Power to Grow
Community gardens help improve residents’ health and wellbeing, as well as our city’s local biodiversity. Whether you are considering setting one up or need support managing an existing one, we can offer around 10 hours of free mentorship to outdoor community spaces in Birmingham, subject to availability.
From design and planning, organising volunteers, manual support and help with funding applications, we offer knowledge and expertise in all stages. All we ask for in return is your feedback, as it helps us to fund Power to Grow into the future. You can find examples of our previous work below.
If you would like to discuss how we can help, please contact [email protected] with a brief description of your garden’s needs and we will be in touch as soon as we can.
Crick Community Garden, Handsworth
In 2021, Crick Community Garden requested help to improve engagement with their local community.

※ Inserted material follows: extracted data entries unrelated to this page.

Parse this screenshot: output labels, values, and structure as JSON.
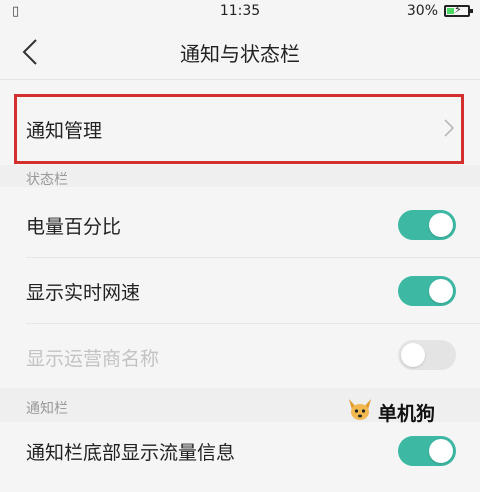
{
  "status_bar": {
    "time": "11:35",
    "battery_percent": "30%",
    "battery_level": 0.3
  },
  "header": {
    "title": "通知与状态栏",
    "back_icon": "chevron-left-icon"
  },
  "rows": {
    "notification_management": {
      "label": "通知管理",
      "icon": "chevron-right-icon"
    },
    "battery_percentage": {
      "label": "电量百分比",
      "toggle": true
    },
    "realtime_speed": {
      "label": "显示实时网速",
      "toggle": true
    },
    "carrier_name": {
      "label": "显示运营商名称",
      "toggle": false,
      "disabled": true
    },
    "bottom_traffic": {
      "label": "通知栏底部显示流量信息",
      "toggle": true
    }
  },
  "sections": {
    "status_bar_title": "状态栏",
    "notification_bar_title": "通知栏"
  },
  "watermark": {
    "text": "单机狗",
    "icon": "dog-logo-icon"
  },
  "colors": {
    "toggle_on": "#3cb8a3",
    "toggle_off": "#e4e4e4",
    "highlight_border": "#d32f2f"
  }
}
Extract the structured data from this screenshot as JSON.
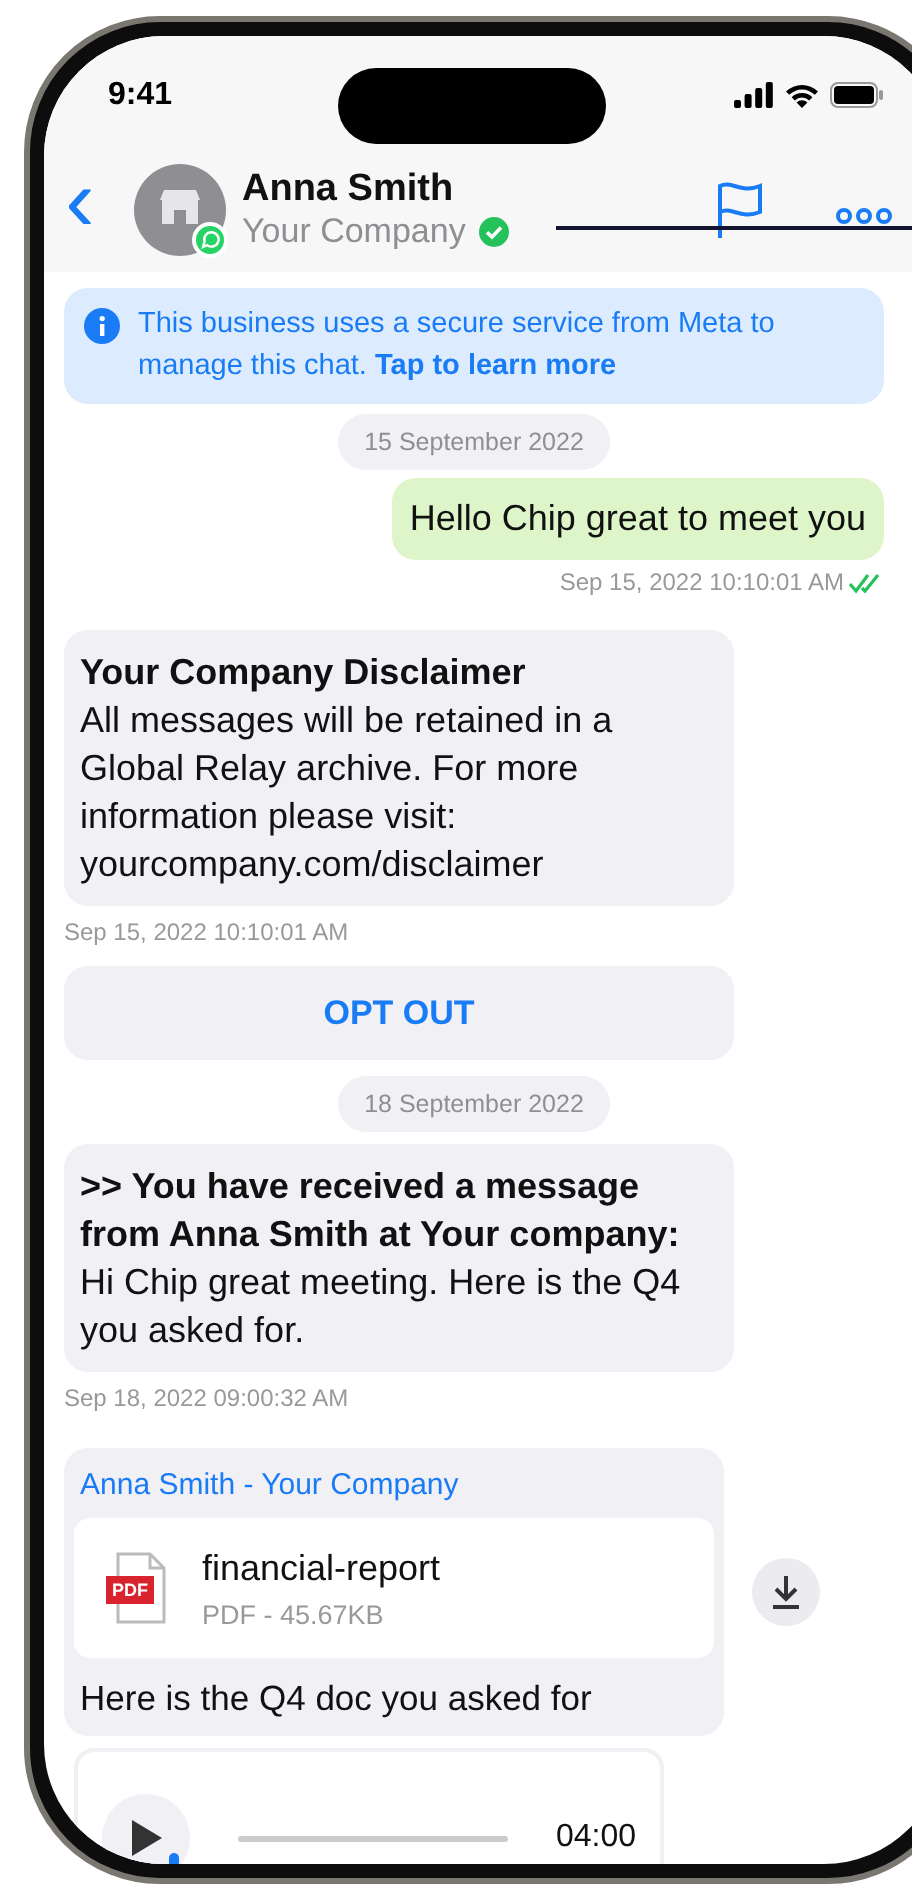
{
  "status_bar": {
    "time": "9:41"
  },
  "header": {
    "back": "‹",
    "name": "Anna Smith",
    "company": "Your Company"
  },
  "banner": {
    "text": "This business uses a secure service from Meta to manage this chat. **Tap to learn more**"
  },
  "messages": [
    {
      "kind": "date",
      "text": "15 September 2022"
    },
    {
      "kind": "outgoing",
      "text": "Hello Chip great to meet you",
      "time": "Sep 15, 2022 10:10:01 AM",
      "read": true
    },
    {
      "kind": "incoming",
      "title": "Your Company Disclaimer",
      "text": "All messages will be retained in a Global Relay archive. For more information please visit: yourcompany.com/disclaimer",
      "time": "Sep 15, 2022 10:10:01 AM"
    },
    {
      "kind": "button",
      "text": "OPT OUT"
    },
    {
      "kind": "date",
      "text": "18 September 2022"
    },
    {
      "kind": "incoming",
      "title": ">> You have received a message from Anna Smith at Your company:",
      "text": "Hi Chip great meeting. Here is the Q4 you asked for.",
      "time": "Sep 18, 2022 09:00:32 AM"
    },
    {
      "kind": "file",
      "sender": "Anna Smith - Your Company",
      "file_badge": "PDF",
      "file_name": "financial-report",
      "file_info": "PDF - 45.67KB",
      "caption": "Here is the Q4 doc you asked for"
    },
    {
      "kind": "audio",
      "duration": "04:00"
    }
  ]
}
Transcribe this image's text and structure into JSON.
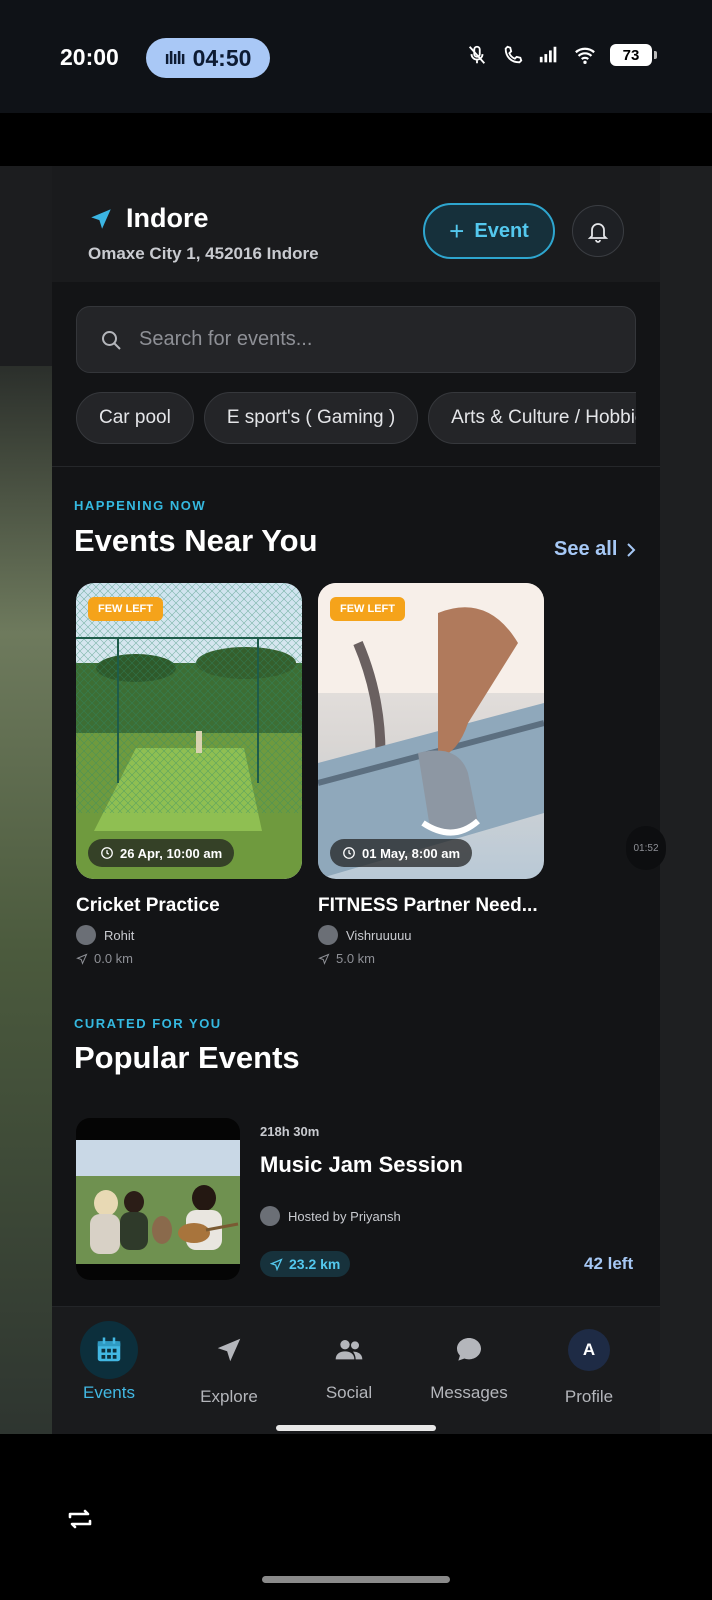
{
  "status_bar": {
    "time": "20:00",
    "call_timer": "04:50",
    "battery": "73"
  },
  "header": {
    "city": "Indore",
    "address": "Omaxe City 1, 452016 Indore",
    "add_event_label": "Event"
  },
  "search": {
    "placeholder": "Search for events..."
  },
  "categories": [
    "Car pool",
    "E sport's ( Gaming )",
    "Arts & Culture / Hobbies"
  ],
  "nearby": {
    "kicker": "HAPPENING NOW",
    "title": "Events Near You",
    "see_all": "See all",
    "peek_time": "01:52",
    "events": [
      {
        "badge": "FEW LEFT",
        "datetime": "26 Apr, 10:00 am",
        "title": "Cricket Practice",
        "host": "Rohit",
        "distance": "0.0 km"
      },
      {
        "badge": "FEW LEFT",
        "datetime": "01 May, 8:00 am",
        "title": "FITNESS Partner Need...",
        "host": "Vishruuuuu",
        "distance": "5.0 km"
      }
    ]
  },
  "popular": {
    "kicker": "CURATED FOR YOU",
    "title": "Popular Events",
    "events": [
      {
        "duration": "218h 30m",
        "title": "Music Jam Session",
        "host": "Hosted by Priyansh",
        "distance": "23.2 km",
        "spots_left": "42 left"
      }
    ]
  },
  "bottom_nav": {
    "items": [
      {
        "label": "Events",
        "icon": "calendar-icon",
        "active": true
      },
      {
        "label": "Explore",
        "icon": "navigation-arrow-icon",
        "active": false
      },
      {
        "label": "Social",
        "icon": "people-icon",
        "active": false
      },
      {
        "label": "Messages",
        "icon": "chat-bubble-icon",
        "active": false
      },
      {
        "label": "Profile",
        "icon": "avatar",
        "active": false
      }
    ],
    "profile_initial": "A"
  },
  "colors": {
    "accent": "#42b8e3",
    "link": "#a6c8f5",
    "badge": "#f5a31a",
    "background": "#131416"
  }
}
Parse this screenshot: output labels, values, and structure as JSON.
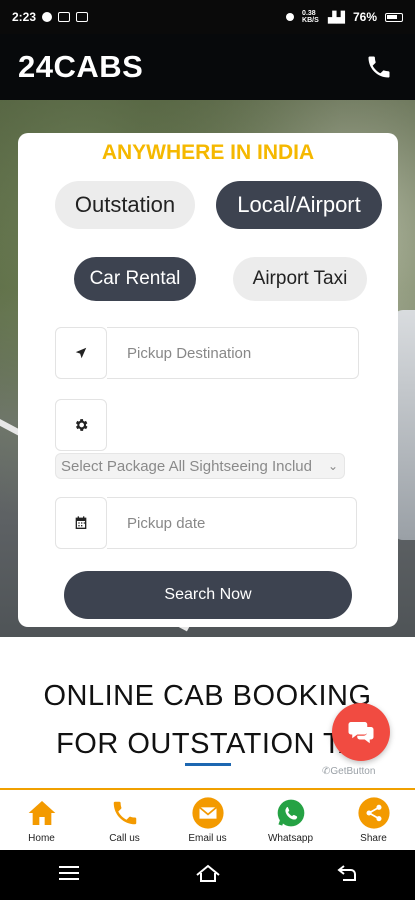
{
  "status_bar": {
    "time": "2:23",
    "speed": "0.38 KB/S",
    "battery": "76%"
  },
  "app": {
    "brand": "24CABS"
  },
  "booking": {
    "title": "ANYWHERE IN INDIA",
    "trip_types": [
      "Outstation",
      "Local/Airport"
    ],
    "services": [
      "Car Rental",
      "Airport Taxi"
    ],
    "pickup_placeholder": "Pickup Destination",
    "package_value": "Select Package All Sightseeing Includ",
    "date_placeholder": "Pickup date",
    "search_label": "Search Now"
  },
  "section": {
    "heading_line1": "ONLINE CAB BOOKING",
    "heading_line2": "FOR OUTSTATION TA"
  },
  "widget": {
    "label": "GetButton"
  },
  "bottom_nav": {
    "items": [
      {
        "label": "Home",
        "icon": "home-icon"
      },
      {
        "label": "Call us",
        "icon": "phone-icon"
      },
      {
        "label": "Email us",
        "icon": "mail-icon"
      },
      {
        "label": "Whatsapp",
        "icon": "whatsapp-icon"
      },
      {
        "label": "Share",
        "icon": "share-icon"
      }
    ]
  },
  "colors": {
    "accent": "#f5b800",
    "dark_pill": "#3d4350",
    "chat": "#f14b41",
    "nav_orange": "#f0a000"
  }
}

We worked with volunteers to build an earth oven, created out of sand, clay and straw. Not only was this a great way to pass on knowledge and skills, at the end of the project, the garden had a unique way to offer freshly cooked food at their community events.
Allens Cross Community Garden
In 2019, we helped Allens Cross Community Garden in Northfield produce 152kg fresh fruit and vegetables for their community, the equivalent to 1,897 meals or £966.
“There is no doubt that a large part of the project’s success is due to the ecobirmingham’s knowledge, enthusiasm and experience. The involvement of ecobirmingham ensured that the project got off to a flying start from day one. It has proved to be a great success that is valued by local residents and users alike.”– Project Manager, Allens Cross Community Association.
From 2015 to 2019 we worked with Allens Cross Community Association, providing support 2 days a week to deliver a thriving community growing space. The Association had no previous experience of running a community garden.
Our support and training sessions included volunteer and site management, community engagement, site design, supervision of construction, as well as delivery of educational sessions and assistance with the production, distribution and marketing of food.
The image above is of the transformed space. The beneficiaries of the garden include individuals experiencing social and health disadvantages, including mental ill-health, learning disabilities and those not in education, employment or training. In 2017, the garden received a Britain in Bloom Outstanding Award. It is through our work with Allens Cross Community Garden that inspired our Power to Grow project.